While the pizza example above is a very simple illustration, the principles are important and relevant to more complicated regression problems in marketing research. The major take-aways are as follows:

  • If respondents provide multiple observations, HB can be used to estimate individual-level betas.
  • HB can distinguish between the heterogeneity and noise that aggregate regression modeling confounds. This results in more precise estimates of average betas than under aggregate regression.
  • The individual-level beta weights can be used to segment respondents, using methods such as cluster analysis, neural networks, CHAID or AID, or banner points (filters) such as in cross-tabs.

Another problematic issue that often derails multiple regression models is lack of independence (colinearity) among the independent variables. Consider a customer satisfaction study in which respondents evaluate multiple brands on various product-related features (independent variables) and then provide an overall evaluation of the brand (dependent variable).
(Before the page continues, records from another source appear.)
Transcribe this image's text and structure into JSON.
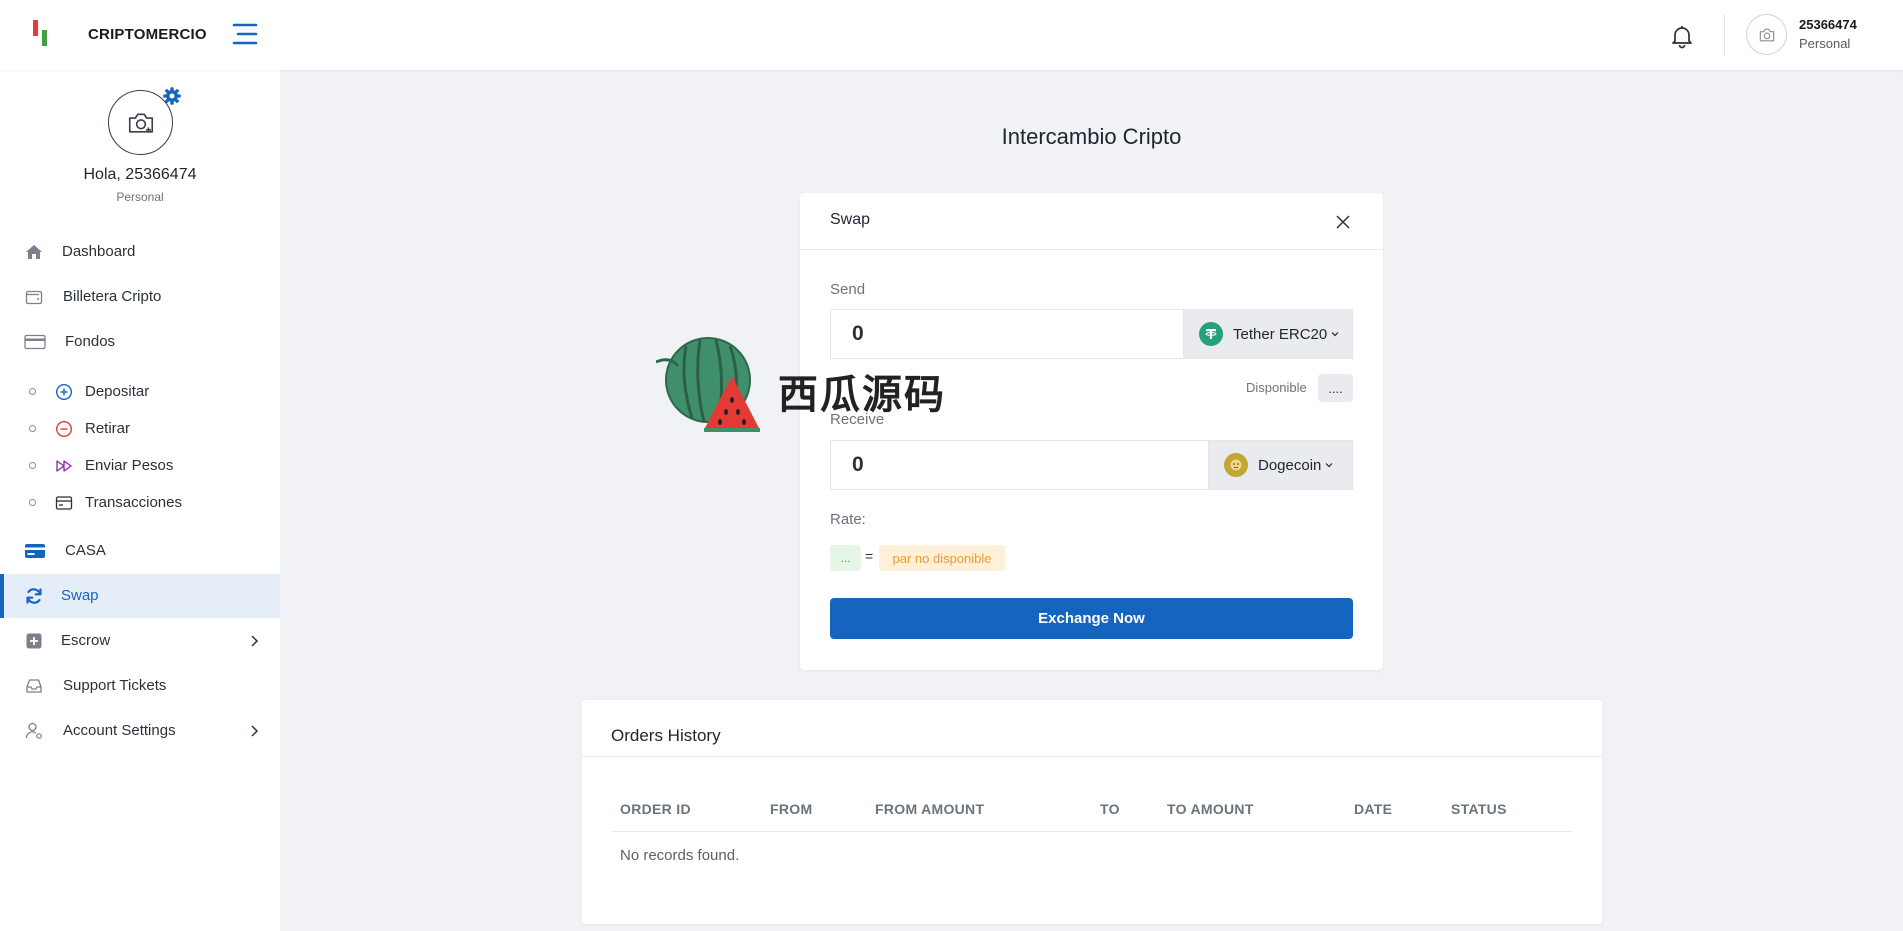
{
  "header": {
    "brand": "CRIPTOMERCIO",
    "user_name": "25366474",
    "user_role": "Personal"
  },
  "sidebar": {
    "greeting": "Hola, 25366474",
    "role": "Personal",
    "items": [
      {
        "label": "Dashboard",
        "icon": "home-icon"
      },
      {
        "label": "Billetera Cripto",
        "icon": "wallet-icon"
      },
      {
        "label": "Fondos",
        "icon": "credit-card-icon"
      },
      {
        "label": "Depositar",
        "icon": "plus-circle-icon"
      },
      {
        "label": "Retirar",
        "icon": "minus-circle-icon"
      },
      {
        "label": "Enviar Pesos",
        "icon": "fast-forward-icon"
      },
      {
        "label": "Transacciones",
        "icon": "card-list-icon"
      },
      {
        "label": "CASA",
        "icon": "casa-card-icon"
      },
      {
        "label": "Swap",
        "icon": "refresh-icon",
        "active": true
      },
      {
        "label": "Escrow",
        "icon": "plus-square-icon"
      },
      {
        "label": "Support Tickets",
        "icon": "inbox-icon"
      },
      {
        "label": "Account Settings",
        "icon": "user-settings-icon"
      }
    ]
  },
  "main": {
    "title": "Intercambio Cripto"
  },
  "swap": {
    "title": "Swap",
    "send_label": "Send",
    "send_value": "0",
    "send_coin": "Tether ERC20",
    "available_label": "Disponible",
    "available_value": "....",
    "receive_label": "Receive",
    "receive_value": "0",
    "receive_coin": "Dogecoin",
    "rate_label": "Rate:",
    "rate_left": "...",
    "rate_eq": "=",
    "rate_right": "par no disponible",
    "exchange_button": "Exchange Now"
  },
  "orders": {
    "title": "Orders History",
    "columns": [
      "ORDER ID",
      "FROM",
      "FROM AMOUNT",
      "TO",
      "TO AMOUNT",
      "DATE",
      "STATUS"
    ],
    "empty_text": "No records found."
  },
  "watermark": {
    "text": "西瓜源码"
  },
  "colors": {
    "accent": "#1565c0",
    "tether": "#26a17b",
    "dogecoin": "#c2a633",
    "active_bg": "#e4edf8"
  }
}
The goal of such a study might be to derive the weight (importance) each feature has in driving overall satisfaction. If some of the attributes have overlap in meaning for many of the respondents, such as "reliability" and "durability," regression modeling will have a difficult time distinguishing the relative weight of these two related items. As a result, colinearity leads to unstable estimates of beta weights. HB significantly reduces this problem by distinguishing heterogeneity from noise and by leveraging information from respondents whose ratings reflect better discrimination between "reliability" and "durability" to improve the measurement for respondents who did not make such distinctions. The result is more precise estimates of both individual and aggregate beta weights.

Marketers should be more concerned with profiling and targeting individuals and segments rather than the market average. HB methods support this strategy and are very valuable for problems that have traditionally been analyzed using aggregate regression. Whether the researcher's interest lies in achieving aggregate- or individual-level estimates of beta, for studies in which respondents provide multiple observations, HB usually beats aggregate regression.